HTTP / 3 is the next version of col, which is currently being developed. But 60% of the web has still not upgraded to HTTP / 2 yet, which has been out since 2012 and has widespread support. How to enable it in Nginx and Apache.
What does HTTP / 2 do?
If you are not into HTTP / 2, you are probably using HTTP / 1.1, which was released in 1999 when web pages were just a single HTML file. Nowadays, web pages make several requests for images, CSS and JS, and although you should try to cut as much as possible on extra requests, it is not possible to set your technology back to 1999.
However, HTTP / 1.1 has a problem, as it can only transmit one data stream per connection. This means that each file is downloaded in turn, regardless of the user’s internet speed, which can be a major downturn, especially on large websites with many files.
HTTP / 2 addresses this by allowing multiple requests to be downloaded in parallel over the same TCP connection, along with adding other features, such as master compression and the ability to drive files directly to clients.
HTTP / 3 will soon be released and rebuild the transport layer to work over UDP rather than TCP, on a new protocol called QUIC. It is in its early stages, but HTTP / 2 has already been widely used and drives 40% of the internet. You can already activate it if you have not already done so.
Enable HTTP / 2 in Nginx and Apache
HTTP / 2 support has been baked in Nginx and Apache for several years now, but it is not on by default, so you need to enable it manually.
An alert of HTTP / 2 is that you must serve HTTP / 2 over a secure TLS connection, which means you must have an SSL certificate installed and configured, and force the use of HTTPS everywhere. However, this is not a problem, as you should already be doing this. If you have not yet done so, you can read our guide to setting up a free LetsEncrypt certificate.

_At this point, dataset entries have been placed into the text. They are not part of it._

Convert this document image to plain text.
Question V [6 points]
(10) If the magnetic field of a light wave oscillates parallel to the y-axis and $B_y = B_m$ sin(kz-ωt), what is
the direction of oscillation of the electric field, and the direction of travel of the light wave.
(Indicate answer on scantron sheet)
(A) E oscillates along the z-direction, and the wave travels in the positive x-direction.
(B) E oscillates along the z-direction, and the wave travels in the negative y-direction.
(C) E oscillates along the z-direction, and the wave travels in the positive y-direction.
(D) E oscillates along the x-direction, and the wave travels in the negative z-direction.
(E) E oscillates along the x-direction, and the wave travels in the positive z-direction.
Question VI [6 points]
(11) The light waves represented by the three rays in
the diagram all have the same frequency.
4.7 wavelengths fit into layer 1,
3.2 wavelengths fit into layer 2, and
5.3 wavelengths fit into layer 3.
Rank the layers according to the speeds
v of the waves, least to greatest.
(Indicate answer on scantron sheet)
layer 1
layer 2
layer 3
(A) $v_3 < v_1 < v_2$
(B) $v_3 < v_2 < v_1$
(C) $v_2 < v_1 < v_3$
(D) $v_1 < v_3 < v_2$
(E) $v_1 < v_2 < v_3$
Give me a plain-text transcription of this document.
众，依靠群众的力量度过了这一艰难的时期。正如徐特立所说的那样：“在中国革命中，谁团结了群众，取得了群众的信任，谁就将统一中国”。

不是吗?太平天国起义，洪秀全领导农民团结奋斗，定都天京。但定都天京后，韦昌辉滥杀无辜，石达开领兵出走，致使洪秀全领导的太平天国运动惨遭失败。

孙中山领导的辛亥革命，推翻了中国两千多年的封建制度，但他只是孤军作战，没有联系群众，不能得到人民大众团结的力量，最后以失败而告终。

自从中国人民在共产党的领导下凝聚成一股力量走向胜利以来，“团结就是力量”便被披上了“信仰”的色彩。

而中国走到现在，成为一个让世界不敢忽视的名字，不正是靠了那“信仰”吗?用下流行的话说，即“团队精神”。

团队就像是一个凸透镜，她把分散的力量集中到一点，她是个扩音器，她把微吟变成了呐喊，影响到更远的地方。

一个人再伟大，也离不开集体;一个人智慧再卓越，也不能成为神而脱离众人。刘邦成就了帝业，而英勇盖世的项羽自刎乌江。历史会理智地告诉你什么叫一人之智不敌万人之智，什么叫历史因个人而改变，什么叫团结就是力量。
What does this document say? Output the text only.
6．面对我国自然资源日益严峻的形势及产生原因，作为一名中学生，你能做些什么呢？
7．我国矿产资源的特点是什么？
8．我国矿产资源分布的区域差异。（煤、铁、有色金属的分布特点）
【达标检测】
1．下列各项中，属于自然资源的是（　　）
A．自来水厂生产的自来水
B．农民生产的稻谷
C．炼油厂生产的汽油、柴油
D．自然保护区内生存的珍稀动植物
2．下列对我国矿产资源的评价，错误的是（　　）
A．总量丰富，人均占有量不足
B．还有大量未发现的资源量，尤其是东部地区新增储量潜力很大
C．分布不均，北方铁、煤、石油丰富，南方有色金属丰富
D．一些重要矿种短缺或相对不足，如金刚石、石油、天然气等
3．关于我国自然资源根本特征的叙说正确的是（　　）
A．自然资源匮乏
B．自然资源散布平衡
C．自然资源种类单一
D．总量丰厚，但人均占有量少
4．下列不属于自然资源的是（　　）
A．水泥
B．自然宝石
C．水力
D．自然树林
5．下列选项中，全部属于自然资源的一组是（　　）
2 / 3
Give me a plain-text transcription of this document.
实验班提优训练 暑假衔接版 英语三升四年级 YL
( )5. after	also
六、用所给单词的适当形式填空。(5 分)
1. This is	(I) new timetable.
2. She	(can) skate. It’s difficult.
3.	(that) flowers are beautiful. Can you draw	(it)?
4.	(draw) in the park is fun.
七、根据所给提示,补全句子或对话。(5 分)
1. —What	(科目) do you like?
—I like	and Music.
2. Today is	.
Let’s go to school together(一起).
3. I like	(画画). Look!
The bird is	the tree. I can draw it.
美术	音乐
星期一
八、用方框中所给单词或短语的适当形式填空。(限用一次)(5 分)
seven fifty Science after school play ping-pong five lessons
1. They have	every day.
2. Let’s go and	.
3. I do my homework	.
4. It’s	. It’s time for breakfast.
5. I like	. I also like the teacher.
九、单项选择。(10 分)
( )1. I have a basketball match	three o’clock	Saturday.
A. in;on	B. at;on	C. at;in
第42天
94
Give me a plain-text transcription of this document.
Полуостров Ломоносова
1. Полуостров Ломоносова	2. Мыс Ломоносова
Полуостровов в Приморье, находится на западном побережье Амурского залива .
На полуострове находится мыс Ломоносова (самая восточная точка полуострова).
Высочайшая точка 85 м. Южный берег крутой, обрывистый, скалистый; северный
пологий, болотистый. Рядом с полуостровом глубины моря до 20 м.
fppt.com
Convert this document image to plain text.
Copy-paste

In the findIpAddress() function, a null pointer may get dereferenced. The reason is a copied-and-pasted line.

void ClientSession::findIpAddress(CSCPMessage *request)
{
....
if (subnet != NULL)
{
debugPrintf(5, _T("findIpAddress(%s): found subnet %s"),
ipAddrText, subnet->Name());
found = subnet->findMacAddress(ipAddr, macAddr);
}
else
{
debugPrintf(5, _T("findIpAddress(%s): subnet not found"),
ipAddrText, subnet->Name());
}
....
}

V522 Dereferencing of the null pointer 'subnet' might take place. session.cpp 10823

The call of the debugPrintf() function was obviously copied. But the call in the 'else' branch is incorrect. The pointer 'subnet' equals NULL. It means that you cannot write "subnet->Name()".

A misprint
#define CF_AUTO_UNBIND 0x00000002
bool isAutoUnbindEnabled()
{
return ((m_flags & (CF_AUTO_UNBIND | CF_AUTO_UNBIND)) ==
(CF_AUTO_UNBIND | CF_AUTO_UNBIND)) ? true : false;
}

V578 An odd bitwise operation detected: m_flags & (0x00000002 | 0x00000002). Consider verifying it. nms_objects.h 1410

For Nginx, verify that you are in version 1.9.5 or later by running:
sudo nginx -v
You probably are unless your server is terribly outdated; if so, update your packages:
sudo apt-get update && sudo apt-get upgrade
Then open the configuration file for your nginx Web site in your favorite text editor. It’s probably below
/etc/nginx/sites-available/, either under your domain name or “default.” Change the lines that listen to port 443 to include
listen 443 ssl http2 default_server; listen [::]:443 ssl http2 default_server;
You can check syntax with:
sudo nginx -t
And restart nginx with:
sudo systemctl restart nginx
After that, you should be ready.
You must activate
sudo a2enmod http2
Then add to your Virtual Host definition
Protocols h2 http/1.1
h2 HTTP / 2 and HTTP / 1.1 are used as a fallback for older browsers.
Restart Apache with:
sudo systemctl restart apache2
And the changes should be saved.
Verify the changes
To check if your site is actually using the HTTP / 2 protocol, open Chrome DevTools by right-clicking anywhere and selecting “Inspect.” Go to the “Network” tab and right-click on the heading in the information list to activate “Protocol”:
This shows the protocol for each request.
h2 is what you are looking for:
Do not worry if some external resources are still served via HTTP / 1.1. You will still see the speed benefits of HTTP / 2, as requests to other servers are made via a separate connection. In the above output from howtogeek.com, some scripts for the Disqus commenting system are still served via HTTP / 1.1, which is not good on their part, but there is not much you can do about it. On the other hand, Google actually serves its fonts over QUIC already if you have enabled the flag in Chrome.